Enzyme-linked immunosorbent assay to measure serum ferritin in toucans (Ramphastidae sp.)

Abstract

Background: Iron storage disease has proven to be a serious health concern for captive toucans. Physiologic mechanisms to efficiently extract iron from naturally iron-deficient diets appear the likely cause of iron overload when fed iron-sufficient diets in captivity. Iron overload can result in diabetes, heart failure, and even death. Serum ferritin concentrations are considered the most reliable screening tool to predict total body iron stores in many species, but an assay has not been available to measure serum ferritin in toucans. Objective: The purpose of this study was to develop an enzyme-linked immunosorbent assay (ELISA) to measure serum ferritin in toucans using a polyclonal antibody in a sandwich arrangement.
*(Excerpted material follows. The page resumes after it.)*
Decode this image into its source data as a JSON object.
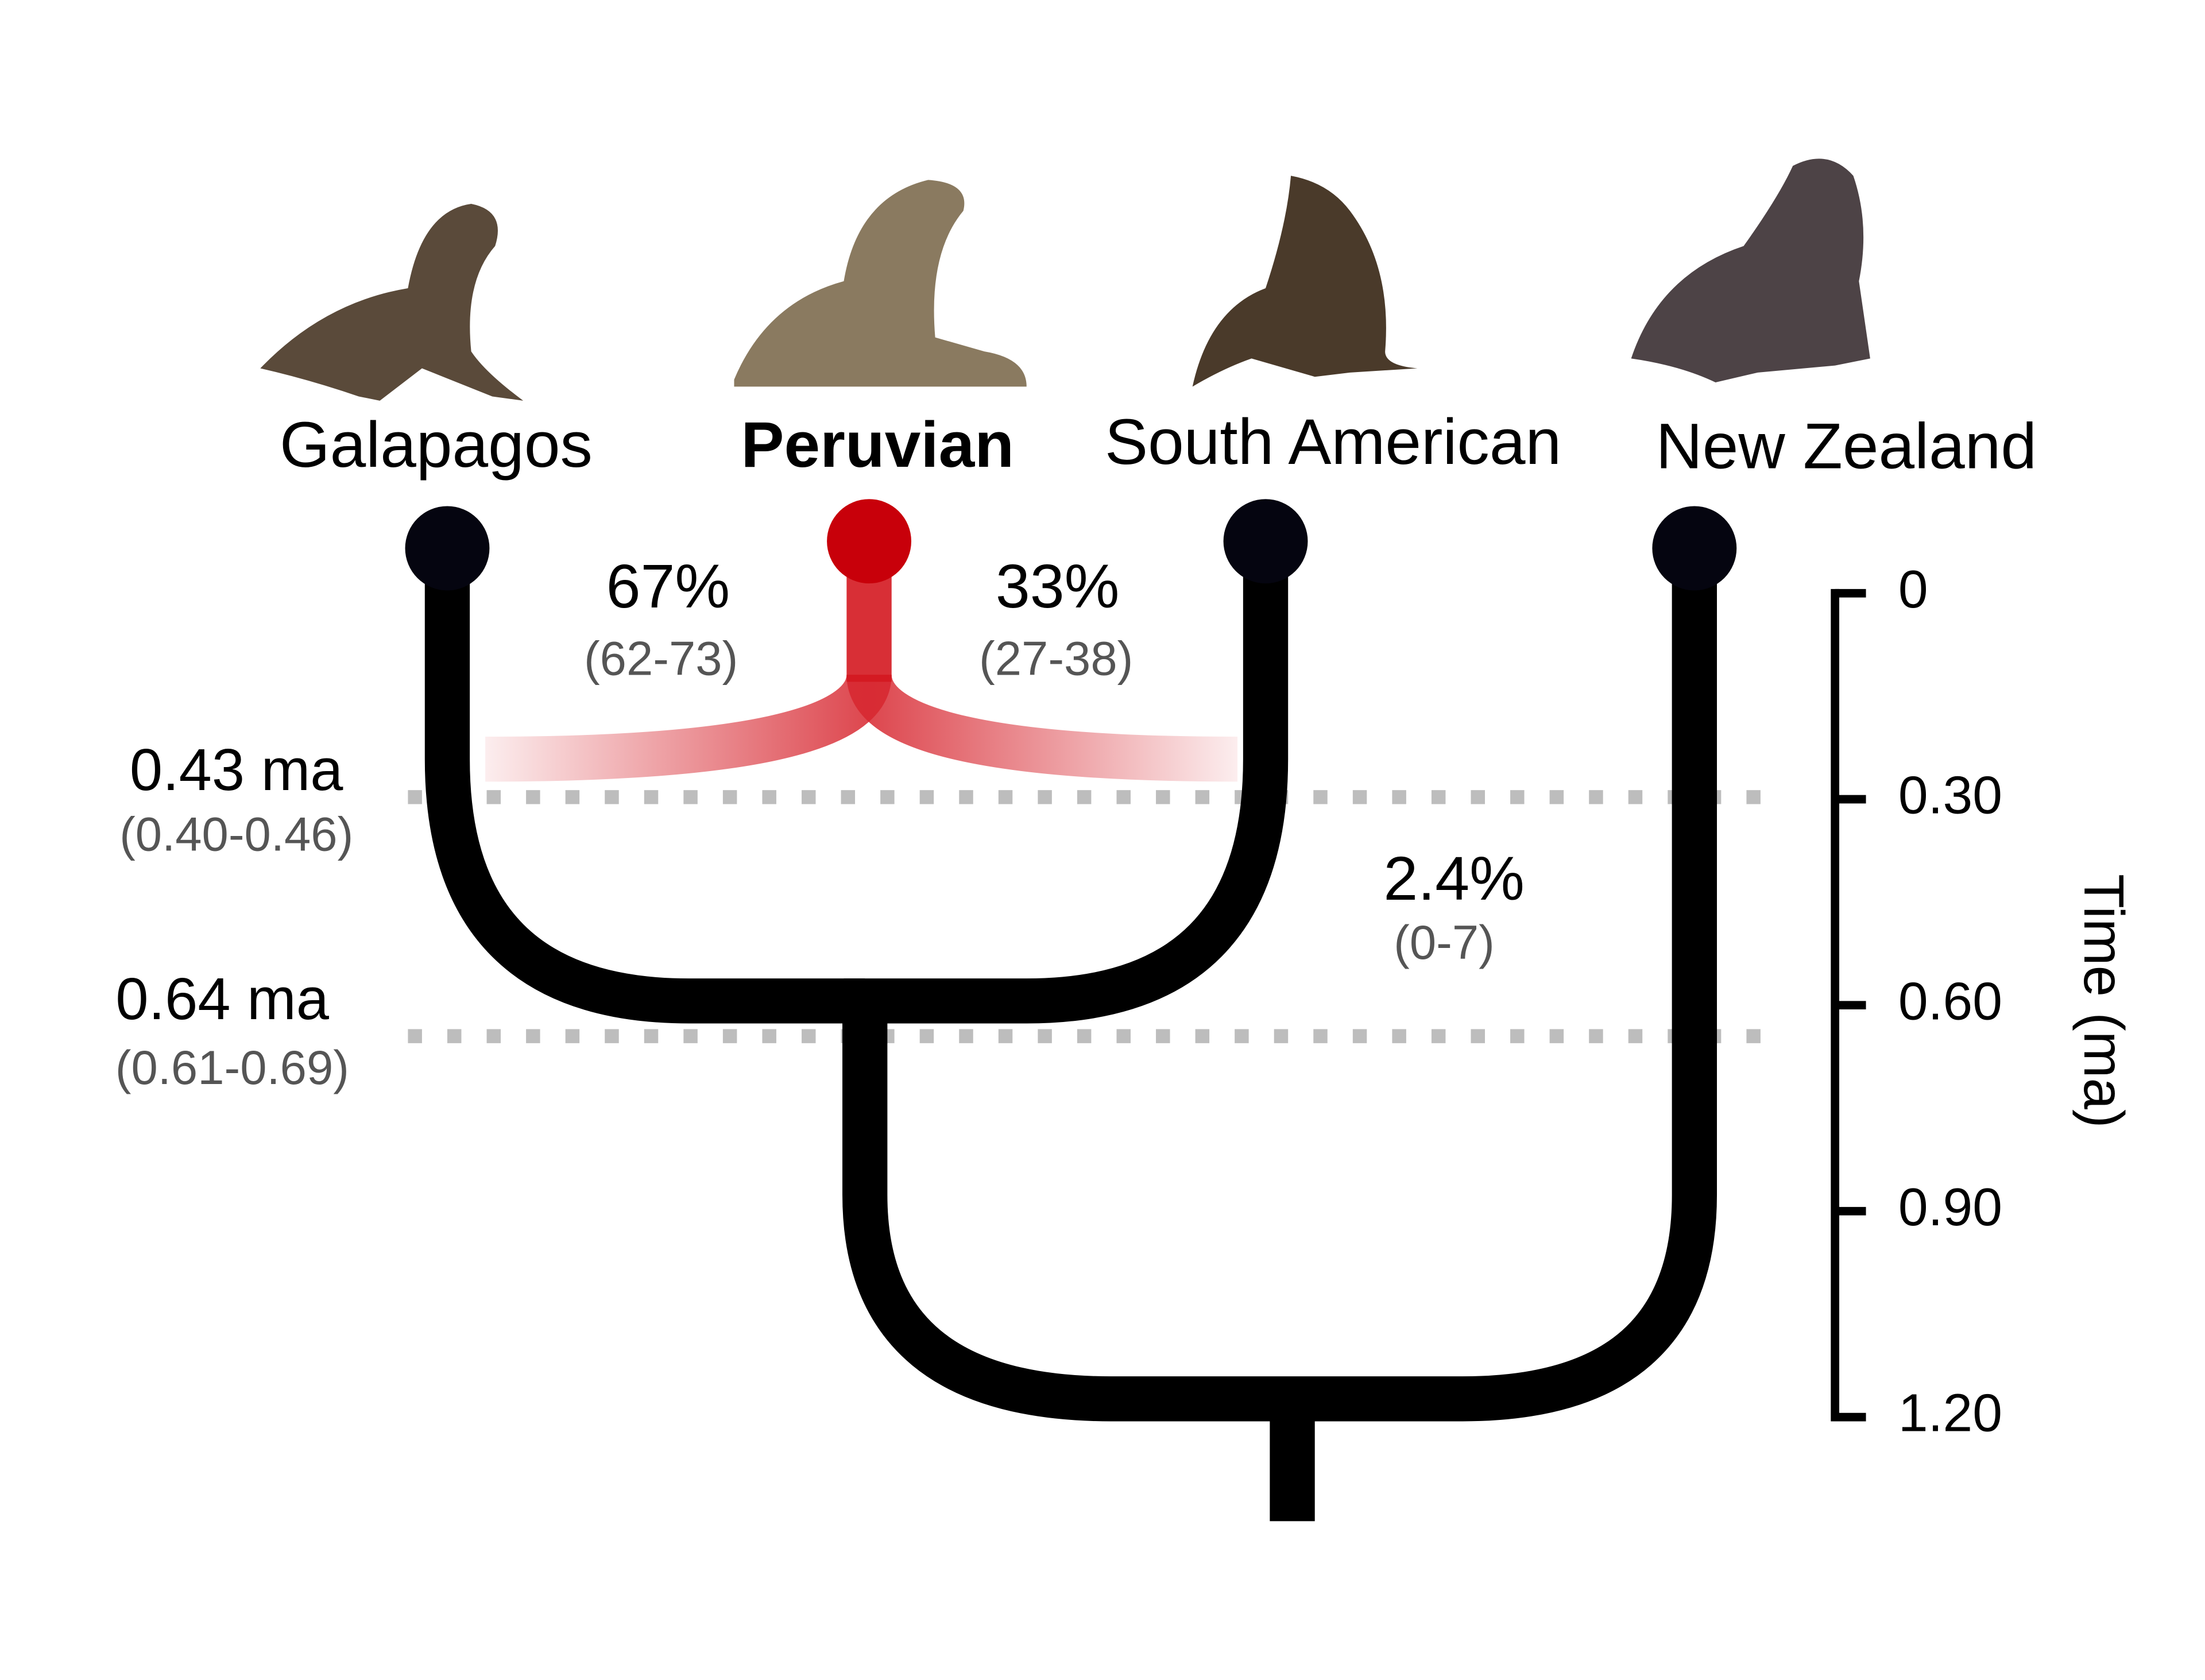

Methods: Ferritin was isolated from toucan liver and used as a standard. A rabbit polyclonal anti-toucan antibody was used as the capture antibody and as a detection antibody conjugated to horseradish peroxidase. Linearity of toucan ferritin standards, effect of serum dilution, recovery of added ferritin standards, and intra- and inter-assay variability were determined. Results: Ferritin standards were linear from 0 to 50 ng/ml. The relationship between serum dilution and serum ferritin concentration was also linear. When 10, 20, 30, 40, or 50 ng/ml of purified toucan ferritin were added to diluted serum, the recoveries varied from 69% to 104%. The intra-assay variability for four test serum samples averaged 11% and the inter-assay variability for the same four samples averaged 11%. Conclusions: Although the results from the linearity and recovery studies are promising for assay development when viewed independently, preliminary ferritin concentrations from all toucans studied are much higher than expected. Upon further evaluation including Dot blot assays, Western blot assays, SDS-PAGE, and protein determination of the ferritin stock solution, it was determined that the ferritin stock solution did not contain a pure protein and therefore likely renders the assay invalid. Further testing is needed to confirm these findings.